Brushless motors such as switched reluctance motors are increasingly demanded recently because they are inexpensive and simple in structure. Those motors incorporate an encoder for outputting a pulse signal in synchronism with the rotation of the rotor, which is rotated by sequentially switching the current supply phase by counting pulses of a pulse signal of the encoder and detecting the rotation position of the rotor on the basis of the count. Enabling detection of the rotation position of the rotor on the basis of the encoder count after starting, motors of this type having an encoder are used as drive sources of various position switching devices in which a position switching control (positioning control) for rotating the rotor to a target position by means of a feedback control system (i.e., a closed-loop control system) is performed.
During a feedback control for rotating the rotor to a target position on the basis of the encoder count, if, for example, a pulse signal of the encoder is lost temporarily for a certain reason or a noise pulse occurring on a signal line of the encoder is erroneously recognized as a regular pulse, the synchronization between the current supply phase (encoder count) and the rotation phase of the rotor is lost and the rotor can no longer be driven normally. As a result, the rotor may stop or rotate in reverse to cause a state that the feedback control cannot be continued normally. In such a case, the motor becomes uncontrollable.

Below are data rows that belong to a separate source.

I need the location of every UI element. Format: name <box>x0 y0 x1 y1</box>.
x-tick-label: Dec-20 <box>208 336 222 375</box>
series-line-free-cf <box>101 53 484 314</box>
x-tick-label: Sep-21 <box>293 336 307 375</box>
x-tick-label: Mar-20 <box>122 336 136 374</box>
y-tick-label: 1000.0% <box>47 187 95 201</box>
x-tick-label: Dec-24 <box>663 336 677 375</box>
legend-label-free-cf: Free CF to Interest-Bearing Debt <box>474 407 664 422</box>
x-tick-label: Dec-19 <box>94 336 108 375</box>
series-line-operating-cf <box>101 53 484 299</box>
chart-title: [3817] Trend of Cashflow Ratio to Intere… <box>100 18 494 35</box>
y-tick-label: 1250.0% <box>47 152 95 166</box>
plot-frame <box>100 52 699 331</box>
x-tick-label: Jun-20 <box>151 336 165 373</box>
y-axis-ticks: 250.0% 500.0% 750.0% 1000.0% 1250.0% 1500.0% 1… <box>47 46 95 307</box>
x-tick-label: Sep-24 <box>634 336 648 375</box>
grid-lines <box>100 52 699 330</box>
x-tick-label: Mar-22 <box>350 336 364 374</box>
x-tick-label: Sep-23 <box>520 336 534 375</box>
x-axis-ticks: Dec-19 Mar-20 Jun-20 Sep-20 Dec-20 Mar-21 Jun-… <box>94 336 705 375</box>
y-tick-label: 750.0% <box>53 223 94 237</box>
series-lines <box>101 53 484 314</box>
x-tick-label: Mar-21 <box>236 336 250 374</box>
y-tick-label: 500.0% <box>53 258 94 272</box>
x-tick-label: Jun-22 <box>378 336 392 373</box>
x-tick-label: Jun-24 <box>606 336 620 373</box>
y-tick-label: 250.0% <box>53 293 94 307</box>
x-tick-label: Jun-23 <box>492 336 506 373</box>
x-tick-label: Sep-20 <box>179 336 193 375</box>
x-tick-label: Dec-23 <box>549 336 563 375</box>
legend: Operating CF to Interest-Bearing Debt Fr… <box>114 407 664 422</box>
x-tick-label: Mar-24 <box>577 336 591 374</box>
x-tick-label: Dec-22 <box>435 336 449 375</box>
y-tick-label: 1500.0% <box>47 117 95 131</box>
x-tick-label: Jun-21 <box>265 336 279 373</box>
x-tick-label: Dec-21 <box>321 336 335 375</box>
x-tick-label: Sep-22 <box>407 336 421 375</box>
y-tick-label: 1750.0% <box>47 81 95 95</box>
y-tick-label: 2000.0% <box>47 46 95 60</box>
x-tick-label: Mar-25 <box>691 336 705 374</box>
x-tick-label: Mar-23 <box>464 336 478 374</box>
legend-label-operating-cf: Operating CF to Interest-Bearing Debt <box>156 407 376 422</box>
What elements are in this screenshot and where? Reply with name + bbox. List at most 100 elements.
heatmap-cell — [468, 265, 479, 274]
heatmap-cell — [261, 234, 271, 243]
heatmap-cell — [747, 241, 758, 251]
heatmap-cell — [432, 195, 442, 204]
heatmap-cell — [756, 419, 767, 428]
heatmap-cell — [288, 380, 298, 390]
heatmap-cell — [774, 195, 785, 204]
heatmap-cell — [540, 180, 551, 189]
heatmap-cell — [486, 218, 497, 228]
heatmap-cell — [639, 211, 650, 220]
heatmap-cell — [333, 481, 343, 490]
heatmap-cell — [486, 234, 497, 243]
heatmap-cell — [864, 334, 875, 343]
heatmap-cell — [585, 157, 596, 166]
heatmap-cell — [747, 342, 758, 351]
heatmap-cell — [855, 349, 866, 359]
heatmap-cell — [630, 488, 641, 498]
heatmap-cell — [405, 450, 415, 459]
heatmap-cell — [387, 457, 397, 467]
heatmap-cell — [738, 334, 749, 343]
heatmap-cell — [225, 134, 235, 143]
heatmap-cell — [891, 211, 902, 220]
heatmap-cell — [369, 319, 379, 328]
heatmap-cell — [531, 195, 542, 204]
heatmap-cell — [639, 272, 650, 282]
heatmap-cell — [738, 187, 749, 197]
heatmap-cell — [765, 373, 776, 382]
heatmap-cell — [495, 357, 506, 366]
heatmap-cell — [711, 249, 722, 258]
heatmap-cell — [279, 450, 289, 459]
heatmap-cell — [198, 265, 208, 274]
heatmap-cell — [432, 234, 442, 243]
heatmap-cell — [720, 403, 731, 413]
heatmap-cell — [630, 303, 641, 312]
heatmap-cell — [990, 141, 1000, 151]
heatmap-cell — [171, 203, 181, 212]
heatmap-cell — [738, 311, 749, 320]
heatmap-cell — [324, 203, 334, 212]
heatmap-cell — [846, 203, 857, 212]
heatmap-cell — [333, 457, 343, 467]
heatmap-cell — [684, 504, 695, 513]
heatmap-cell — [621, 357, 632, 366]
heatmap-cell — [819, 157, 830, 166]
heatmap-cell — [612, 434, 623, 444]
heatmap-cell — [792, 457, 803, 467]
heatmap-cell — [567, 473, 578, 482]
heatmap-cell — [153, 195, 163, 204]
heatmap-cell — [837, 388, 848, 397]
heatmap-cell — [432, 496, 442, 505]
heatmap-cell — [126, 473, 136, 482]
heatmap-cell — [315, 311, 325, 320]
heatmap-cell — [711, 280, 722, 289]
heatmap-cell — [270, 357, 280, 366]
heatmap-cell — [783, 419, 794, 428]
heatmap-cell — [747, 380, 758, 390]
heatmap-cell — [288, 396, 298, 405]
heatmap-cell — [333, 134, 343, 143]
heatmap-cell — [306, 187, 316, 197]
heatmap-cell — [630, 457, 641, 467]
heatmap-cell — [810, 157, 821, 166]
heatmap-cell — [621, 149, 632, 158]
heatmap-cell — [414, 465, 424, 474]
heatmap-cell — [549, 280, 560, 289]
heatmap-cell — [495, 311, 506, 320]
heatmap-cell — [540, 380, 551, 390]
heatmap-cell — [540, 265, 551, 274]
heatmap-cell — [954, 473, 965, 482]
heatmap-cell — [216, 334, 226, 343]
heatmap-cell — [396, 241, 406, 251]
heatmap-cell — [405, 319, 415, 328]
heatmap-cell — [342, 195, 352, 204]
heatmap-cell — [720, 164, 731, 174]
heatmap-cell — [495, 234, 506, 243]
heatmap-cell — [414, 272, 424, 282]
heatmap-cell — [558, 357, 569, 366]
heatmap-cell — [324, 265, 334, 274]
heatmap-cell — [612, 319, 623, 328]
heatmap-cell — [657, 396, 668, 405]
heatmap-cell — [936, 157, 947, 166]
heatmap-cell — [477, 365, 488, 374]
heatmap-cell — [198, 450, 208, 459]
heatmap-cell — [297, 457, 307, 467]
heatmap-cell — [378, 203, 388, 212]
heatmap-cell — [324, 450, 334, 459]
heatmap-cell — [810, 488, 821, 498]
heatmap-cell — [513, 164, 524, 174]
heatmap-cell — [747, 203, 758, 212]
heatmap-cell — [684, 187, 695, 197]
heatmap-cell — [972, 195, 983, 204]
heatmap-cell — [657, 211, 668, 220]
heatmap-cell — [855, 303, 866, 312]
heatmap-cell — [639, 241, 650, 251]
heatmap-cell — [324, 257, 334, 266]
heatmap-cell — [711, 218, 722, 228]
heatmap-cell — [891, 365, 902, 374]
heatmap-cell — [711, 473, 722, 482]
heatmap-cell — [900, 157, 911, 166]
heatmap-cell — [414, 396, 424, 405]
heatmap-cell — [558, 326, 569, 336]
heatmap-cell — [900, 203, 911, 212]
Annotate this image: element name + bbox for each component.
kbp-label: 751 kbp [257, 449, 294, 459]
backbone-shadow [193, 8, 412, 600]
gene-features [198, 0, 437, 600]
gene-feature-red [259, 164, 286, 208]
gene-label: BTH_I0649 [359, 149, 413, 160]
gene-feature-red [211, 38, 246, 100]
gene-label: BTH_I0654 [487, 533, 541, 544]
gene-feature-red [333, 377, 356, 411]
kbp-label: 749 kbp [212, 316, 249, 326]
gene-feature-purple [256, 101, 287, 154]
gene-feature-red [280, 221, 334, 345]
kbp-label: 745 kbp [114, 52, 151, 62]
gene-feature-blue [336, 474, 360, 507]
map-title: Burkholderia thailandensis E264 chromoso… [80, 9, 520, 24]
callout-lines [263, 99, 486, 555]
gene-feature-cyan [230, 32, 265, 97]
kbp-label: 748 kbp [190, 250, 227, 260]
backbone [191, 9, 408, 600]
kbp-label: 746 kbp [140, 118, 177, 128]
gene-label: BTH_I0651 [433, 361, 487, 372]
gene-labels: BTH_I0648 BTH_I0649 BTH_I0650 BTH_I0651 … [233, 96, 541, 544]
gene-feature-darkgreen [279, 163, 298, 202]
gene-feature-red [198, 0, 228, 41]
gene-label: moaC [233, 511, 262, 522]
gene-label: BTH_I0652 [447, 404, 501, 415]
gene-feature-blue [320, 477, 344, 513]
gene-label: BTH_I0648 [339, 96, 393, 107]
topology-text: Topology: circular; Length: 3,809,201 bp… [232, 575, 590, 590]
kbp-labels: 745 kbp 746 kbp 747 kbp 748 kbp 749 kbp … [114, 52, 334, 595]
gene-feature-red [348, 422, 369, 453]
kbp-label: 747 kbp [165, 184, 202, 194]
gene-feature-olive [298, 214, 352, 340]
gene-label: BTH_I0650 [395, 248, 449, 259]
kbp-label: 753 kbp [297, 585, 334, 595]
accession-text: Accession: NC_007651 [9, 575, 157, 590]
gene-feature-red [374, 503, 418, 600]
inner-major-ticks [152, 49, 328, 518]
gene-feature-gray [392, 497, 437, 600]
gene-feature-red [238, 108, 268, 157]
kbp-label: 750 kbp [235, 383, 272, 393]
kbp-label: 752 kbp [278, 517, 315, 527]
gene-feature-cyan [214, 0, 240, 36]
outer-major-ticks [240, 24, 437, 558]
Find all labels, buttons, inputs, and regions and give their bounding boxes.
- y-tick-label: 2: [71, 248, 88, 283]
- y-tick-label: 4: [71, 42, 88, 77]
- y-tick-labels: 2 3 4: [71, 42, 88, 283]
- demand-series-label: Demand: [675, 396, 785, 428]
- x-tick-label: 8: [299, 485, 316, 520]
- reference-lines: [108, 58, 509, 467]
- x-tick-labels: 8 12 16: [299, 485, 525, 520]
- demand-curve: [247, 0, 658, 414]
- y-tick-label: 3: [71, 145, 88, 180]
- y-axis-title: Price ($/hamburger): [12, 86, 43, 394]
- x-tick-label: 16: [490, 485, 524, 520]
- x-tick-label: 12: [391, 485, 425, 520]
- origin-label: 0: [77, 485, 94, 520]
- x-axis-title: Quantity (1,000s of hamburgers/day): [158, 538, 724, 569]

Further, if a disconnection occurs in the drive coil of a motor or their drive circuit fails, the motor cannot be driven normally. In view of this, JP-A-2001-271917 proposes a fail-safe circuit in which the stator core of a motor is equipped with two independent systems of drive coils and two systems of drive circuits for driving the respective systems of drive coils separately are provided. When a failure occurs in the drive coil or drive circuit of one system, the rotation position of the rotor is feedback-controlled by using the drive coil of the other system and the drive circuit of the other system that are free from failure.
However, when a failure occurs in the drive coil or drive circuit of one system and the rotation position of the rotor is feedback-controlled by using only the drive coil of the other system, the driving torque becomes a half of that in a normal state. Because of insufficient driving torque, the rotation position of the rotor may not be feedback-controlled. However, to secure sufficient driving torque that enables a normal feedback control only with the drive coil of a single system, a large drive coil is needed and hence the motor becomes unduly large.